En permettant à chaque citoyen d’avoir un emploi ou à défaut une activité, nous favorisons le contact entre les personnes et les populations.

  • le travail et les activités favorisent les échanges qui permettent de connaître et de mieux comprendre l’autre, tout en produisant d’une façon commune des richesses (au sens large : financières, culturelles, …) et en participant à la vie de la nation.
  • la fin de l’oisiveté permettra à de nombreux chômeurs de retrouver leur dignité.
  • Elle mettra aussi un frein dans la vente des drogues à la sauvette et indirectement   à la violence dans les cités.
  • Se retrouver dans un projet de société permet aussi une revalorisation et une reconnaissance du moi ayant des conséquences très importantes sur les plans de la famille et de la santé.

Le système qui se développe d’une manière rampante depuis plusieurs années est élaboré pour supprimer le maximum de services humains, de services publics qui concernent aussi bien notre santé que la vie de tous les jours. Qui n’a pas pesté contre ces robots vocaux installés dans des pays à bas coûts pour répondre à nos problèmes journaliers avec qui plus aucun contact « intelligent » n’est possible ?
Qui n’est pas étonné par le manque d’humanité dans les hôpitaux dû au stress et à la réduction du personnel pour des questions budgétaires ?
Le remplacement de nombreux autres emplois de proximité est d’ailleurs programmé.
Et pourtant entre la désertification des campagnes, l’isolement des familles monoparentales, des personnes âgées, l’accompagnement de personnes ou d’enfants en difficultés, les métiers d’environnement, de la culture, l’entretien des espaces, combien d’activités sont possibles là où des métiers « non rentables » (à court terme)  ont été délaissés ?
Combien de jeunes aspirent à s’engager par passion dans des études qui ne mènent rarement à aucun emploi qui leur permettront de vivre dignement (histoire, géographie, astronomie, archéologie, environnement, humanitaire, …) et qui sont pourtant une des composantes culturelles indispensables à une nation reconnue.

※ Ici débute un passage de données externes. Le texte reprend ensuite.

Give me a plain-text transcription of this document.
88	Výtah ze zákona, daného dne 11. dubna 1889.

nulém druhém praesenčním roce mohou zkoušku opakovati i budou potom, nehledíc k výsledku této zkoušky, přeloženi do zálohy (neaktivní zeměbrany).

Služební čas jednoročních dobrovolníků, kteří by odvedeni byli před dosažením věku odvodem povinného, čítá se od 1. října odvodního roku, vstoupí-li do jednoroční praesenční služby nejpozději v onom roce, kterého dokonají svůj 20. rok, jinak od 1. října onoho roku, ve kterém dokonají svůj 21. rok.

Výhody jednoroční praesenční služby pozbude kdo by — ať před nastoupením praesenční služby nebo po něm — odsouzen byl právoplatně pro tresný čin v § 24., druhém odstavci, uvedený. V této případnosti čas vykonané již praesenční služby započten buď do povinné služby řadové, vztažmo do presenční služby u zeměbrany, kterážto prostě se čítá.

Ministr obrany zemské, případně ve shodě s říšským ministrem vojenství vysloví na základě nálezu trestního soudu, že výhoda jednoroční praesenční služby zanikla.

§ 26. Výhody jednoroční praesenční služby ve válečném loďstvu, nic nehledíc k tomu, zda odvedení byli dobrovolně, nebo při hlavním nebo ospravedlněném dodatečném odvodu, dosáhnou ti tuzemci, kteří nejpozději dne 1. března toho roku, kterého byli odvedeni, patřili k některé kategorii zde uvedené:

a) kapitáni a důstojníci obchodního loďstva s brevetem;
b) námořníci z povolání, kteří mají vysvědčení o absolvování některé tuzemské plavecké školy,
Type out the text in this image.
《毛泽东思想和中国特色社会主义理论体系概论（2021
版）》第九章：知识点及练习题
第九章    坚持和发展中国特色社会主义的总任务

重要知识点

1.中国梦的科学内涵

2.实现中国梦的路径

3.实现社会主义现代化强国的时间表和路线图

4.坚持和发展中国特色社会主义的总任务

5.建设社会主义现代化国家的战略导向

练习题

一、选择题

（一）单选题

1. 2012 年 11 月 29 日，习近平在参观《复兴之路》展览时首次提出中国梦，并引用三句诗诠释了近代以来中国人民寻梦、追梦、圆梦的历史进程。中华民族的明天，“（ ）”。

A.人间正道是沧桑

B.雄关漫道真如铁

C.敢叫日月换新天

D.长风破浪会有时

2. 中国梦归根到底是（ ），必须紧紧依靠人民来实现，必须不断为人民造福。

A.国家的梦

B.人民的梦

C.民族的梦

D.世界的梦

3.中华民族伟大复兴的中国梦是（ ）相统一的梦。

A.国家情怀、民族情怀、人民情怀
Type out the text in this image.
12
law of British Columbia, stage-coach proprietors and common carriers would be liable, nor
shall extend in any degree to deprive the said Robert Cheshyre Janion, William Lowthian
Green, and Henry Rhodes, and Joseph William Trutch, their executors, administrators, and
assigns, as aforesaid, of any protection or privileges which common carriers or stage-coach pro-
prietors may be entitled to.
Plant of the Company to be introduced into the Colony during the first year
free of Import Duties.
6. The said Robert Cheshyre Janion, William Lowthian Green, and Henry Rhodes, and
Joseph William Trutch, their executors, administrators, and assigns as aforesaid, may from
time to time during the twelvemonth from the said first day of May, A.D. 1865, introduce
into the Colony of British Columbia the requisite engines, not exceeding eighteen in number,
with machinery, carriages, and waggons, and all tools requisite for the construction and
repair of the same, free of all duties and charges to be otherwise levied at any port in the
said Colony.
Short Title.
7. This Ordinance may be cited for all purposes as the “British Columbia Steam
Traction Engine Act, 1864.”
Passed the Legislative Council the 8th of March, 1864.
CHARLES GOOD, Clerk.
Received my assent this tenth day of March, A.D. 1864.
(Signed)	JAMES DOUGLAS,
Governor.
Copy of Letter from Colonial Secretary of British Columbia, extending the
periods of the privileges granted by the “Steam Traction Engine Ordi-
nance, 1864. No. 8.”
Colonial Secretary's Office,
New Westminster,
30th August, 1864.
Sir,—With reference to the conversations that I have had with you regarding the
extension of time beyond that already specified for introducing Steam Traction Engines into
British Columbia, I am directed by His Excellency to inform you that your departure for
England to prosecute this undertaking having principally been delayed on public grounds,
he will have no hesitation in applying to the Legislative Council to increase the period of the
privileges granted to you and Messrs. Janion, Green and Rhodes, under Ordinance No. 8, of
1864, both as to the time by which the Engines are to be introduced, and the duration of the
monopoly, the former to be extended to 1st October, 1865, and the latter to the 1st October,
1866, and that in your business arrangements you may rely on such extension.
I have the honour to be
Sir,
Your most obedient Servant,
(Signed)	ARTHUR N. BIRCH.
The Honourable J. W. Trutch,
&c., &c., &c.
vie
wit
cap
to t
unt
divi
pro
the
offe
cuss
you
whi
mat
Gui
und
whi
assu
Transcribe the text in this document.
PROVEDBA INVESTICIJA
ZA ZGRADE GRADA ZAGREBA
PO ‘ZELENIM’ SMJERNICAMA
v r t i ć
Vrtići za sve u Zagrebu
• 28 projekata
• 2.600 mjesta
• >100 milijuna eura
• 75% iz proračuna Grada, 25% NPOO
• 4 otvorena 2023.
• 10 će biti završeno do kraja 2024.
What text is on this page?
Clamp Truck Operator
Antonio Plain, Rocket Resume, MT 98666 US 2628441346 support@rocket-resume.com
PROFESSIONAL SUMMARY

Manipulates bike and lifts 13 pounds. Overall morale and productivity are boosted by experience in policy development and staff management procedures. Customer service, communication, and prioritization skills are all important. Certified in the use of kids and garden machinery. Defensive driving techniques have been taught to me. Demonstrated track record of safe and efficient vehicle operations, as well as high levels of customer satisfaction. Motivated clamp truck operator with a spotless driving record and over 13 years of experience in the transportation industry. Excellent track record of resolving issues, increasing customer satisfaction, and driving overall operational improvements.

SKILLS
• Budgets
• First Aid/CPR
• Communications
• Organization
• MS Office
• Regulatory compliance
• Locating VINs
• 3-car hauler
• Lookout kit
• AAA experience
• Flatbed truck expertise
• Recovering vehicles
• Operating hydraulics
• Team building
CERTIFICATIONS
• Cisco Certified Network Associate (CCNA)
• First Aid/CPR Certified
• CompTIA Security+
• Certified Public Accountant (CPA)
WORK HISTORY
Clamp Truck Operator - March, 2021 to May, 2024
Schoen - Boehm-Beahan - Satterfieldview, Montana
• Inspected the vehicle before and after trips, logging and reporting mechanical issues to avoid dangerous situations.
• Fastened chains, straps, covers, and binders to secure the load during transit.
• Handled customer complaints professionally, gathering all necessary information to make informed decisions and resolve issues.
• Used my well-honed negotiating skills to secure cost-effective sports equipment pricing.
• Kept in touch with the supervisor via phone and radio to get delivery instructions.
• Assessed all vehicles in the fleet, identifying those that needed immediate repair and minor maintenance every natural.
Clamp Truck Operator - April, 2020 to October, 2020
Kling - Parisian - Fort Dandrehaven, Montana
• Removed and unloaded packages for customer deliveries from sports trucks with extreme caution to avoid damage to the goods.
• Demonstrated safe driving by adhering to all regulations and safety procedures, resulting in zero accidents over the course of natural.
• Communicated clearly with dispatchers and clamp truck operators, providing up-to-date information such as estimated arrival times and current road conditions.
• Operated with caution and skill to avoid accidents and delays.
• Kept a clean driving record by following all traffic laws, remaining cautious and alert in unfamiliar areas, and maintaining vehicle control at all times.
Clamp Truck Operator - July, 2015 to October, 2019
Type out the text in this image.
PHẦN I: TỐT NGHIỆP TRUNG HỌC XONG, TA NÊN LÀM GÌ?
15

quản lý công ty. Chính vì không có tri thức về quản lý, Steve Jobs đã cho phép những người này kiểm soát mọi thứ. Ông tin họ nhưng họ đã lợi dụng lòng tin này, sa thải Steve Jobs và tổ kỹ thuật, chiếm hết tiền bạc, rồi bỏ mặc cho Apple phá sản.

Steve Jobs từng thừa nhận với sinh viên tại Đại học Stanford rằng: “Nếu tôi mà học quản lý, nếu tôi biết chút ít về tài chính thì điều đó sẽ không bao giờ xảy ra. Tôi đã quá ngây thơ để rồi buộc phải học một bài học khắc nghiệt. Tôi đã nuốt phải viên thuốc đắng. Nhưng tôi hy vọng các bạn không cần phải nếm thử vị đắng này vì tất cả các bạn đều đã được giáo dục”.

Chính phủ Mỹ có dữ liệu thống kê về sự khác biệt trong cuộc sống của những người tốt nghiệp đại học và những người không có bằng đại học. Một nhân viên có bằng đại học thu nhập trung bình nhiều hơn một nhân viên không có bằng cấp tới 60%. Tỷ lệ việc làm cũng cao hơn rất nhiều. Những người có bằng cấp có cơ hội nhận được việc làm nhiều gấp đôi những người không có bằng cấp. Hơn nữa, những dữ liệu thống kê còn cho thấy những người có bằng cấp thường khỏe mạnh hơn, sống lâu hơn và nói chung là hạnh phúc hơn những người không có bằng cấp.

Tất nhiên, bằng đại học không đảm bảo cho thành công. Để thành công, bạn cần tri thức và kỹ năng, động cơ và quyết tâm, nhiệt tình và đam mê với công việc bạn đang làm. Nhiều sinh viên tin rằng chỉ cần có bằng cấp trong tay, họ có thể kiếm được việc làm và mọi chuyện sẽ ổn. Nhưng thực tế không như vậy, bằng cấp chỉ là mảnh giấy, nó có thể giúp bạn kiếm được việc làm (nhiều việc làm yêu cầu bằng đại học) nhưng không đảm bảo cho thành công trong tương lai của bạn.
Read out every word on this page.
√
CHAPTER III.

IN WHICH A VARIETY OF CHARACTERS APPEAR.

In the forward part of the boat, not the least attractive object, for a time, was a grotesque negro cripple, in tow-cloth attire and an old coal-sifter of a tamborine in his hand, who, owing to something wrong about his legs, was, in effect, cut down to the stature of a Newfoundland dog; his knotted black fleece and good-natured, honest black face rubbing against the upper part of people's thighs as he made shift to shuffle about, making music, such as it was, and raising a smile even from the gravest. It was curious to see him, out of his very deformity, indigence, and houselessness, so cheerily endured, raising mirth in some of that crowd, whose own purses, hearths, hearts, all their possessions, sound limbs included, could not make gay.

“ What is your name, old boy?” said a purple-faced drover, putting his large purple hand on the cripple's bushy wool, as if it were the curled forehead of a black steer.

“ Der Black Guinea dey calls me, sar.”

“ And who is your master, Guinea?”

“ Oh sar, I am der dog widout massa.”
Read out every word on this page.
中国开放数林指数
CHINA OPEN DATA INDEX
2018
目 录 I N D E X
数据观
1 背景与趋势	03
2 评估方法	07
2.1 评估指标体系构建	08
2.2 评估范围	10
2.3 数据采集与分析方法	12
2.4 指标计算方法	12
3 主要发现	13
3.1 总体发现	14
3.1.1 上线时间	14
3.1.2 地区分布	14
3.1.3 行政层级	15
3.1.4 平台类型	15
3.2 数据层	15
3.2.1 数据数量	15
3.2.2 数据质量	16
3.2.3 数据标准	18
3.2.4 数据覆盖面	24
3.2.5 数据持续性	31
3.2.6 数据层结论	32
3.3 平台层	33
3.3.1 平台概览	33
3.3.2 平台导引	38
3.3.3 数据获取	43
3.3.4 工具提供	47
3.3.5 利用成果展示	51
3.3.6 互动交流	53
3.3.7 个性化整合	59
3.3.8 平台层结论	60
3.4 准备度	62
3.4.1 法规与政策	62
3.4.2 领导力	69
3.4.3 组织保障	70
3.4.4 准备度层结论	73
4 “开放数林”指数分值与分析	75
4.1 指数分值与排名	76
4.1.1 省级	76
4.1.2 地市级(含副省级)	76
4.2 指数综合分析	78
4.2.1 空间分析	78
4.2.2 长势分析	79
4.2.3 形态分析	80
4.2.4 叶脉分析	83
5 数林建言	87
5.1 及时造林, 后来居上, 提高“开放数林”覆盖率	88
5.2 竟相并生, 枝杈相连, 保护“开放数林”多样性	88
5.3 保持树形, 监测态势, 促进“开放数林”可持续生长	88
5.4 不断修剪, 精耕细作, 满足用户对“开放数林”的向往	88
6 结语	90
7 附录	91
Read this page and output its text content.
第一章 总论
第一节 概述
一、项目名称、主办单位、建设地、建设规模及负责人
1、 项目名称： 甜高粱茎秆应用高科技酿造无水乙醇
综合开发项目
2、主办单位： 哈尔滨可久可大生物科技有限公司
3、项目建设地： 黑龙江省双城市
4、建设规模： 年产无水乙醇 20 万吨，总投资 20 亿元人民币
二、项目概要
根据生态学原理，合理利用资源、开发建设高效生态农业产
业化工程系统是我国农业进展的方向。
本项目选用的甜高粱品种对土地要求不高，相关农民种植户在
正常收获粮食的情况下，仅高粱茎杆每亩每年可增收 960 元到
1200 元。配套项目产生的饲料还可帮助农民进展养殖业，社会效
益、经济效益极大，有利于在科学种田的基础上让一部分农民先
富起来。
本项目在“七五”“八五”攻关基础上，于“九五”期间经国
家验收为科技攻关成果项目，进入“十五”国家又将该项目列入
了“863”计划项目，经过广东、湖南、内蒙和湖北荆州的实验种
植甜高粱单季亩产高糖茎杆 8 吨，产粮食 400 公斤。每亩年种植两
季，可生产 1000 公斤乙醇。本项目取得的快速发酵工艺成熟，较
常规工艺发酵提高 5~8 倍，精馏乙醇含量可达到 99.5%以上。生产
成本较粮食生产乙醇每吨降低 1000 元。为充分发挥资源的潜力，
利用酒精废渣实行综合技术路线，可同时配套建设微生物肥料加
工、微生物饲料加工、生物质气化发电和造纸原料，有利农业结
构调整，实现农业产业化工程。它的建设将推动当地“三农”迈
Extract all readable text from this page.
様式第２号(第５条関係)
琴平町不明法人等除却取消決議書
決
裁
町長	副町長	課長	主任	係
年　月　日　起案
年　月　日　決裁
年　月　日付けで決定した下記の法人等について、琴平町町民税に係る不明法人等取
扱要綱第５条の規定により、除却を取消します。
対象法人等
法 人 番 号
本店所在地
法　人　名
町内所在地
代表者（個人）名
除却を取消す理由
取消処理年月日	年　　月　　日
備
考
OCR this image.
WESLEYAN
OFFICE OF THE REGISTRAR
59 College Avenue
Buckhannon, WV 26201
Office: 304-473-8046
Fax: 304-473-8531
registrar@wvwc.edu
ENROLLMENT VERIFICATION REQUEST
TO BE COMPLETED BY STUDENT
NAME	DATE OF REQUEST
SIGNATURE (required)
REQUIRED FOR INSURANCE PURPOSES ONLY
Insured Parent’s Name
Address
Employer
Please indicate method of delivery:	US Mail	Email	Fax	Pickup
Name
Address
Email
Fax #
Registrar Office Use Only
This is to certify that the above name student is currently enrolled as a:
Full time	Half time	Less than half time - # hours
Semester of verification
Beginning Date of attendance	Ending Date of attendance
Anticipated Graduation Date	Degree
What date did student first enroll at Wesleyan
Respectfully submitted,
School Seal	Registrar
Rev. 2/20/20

Le revenu universel de base consiste à donner à chaque personne, tout au long de sa vie, une somme fixe de façon à ce que chacun puisse vivre dignement mais sans contrepartie sociétale. Il peut être aussi inutile et injuste de donner de l’argent à quelqu’un qui en a suffisamment.
Le revenu universel de base est aussi laxiste et injuste car il peut faire des citoyens des assistés et créer des sentiments de rejet de la part des personnes qui travaillent et qui payent des impôts.
Ces impôts étant actuellement la seule source de financement des chômeurs.

Le revenu d’activité ou le revenu complémentaire d’activité (revenu mixte entre le salaire classique et un revenu complémentaire) permettent d’apporter des solutions à de nombreux maux de notre société. En plus de l’insertion de l’individu dans la société, il peut s’avérer un outil  important contre le communautarisme, la lutte contre la dérive identitaire et indirectement contre l’économie souterraine et la violence.

Il importe donc de trouver les ressources nécessaires à ce financement sans recourir à l’impôt déjà trop important dans notre société.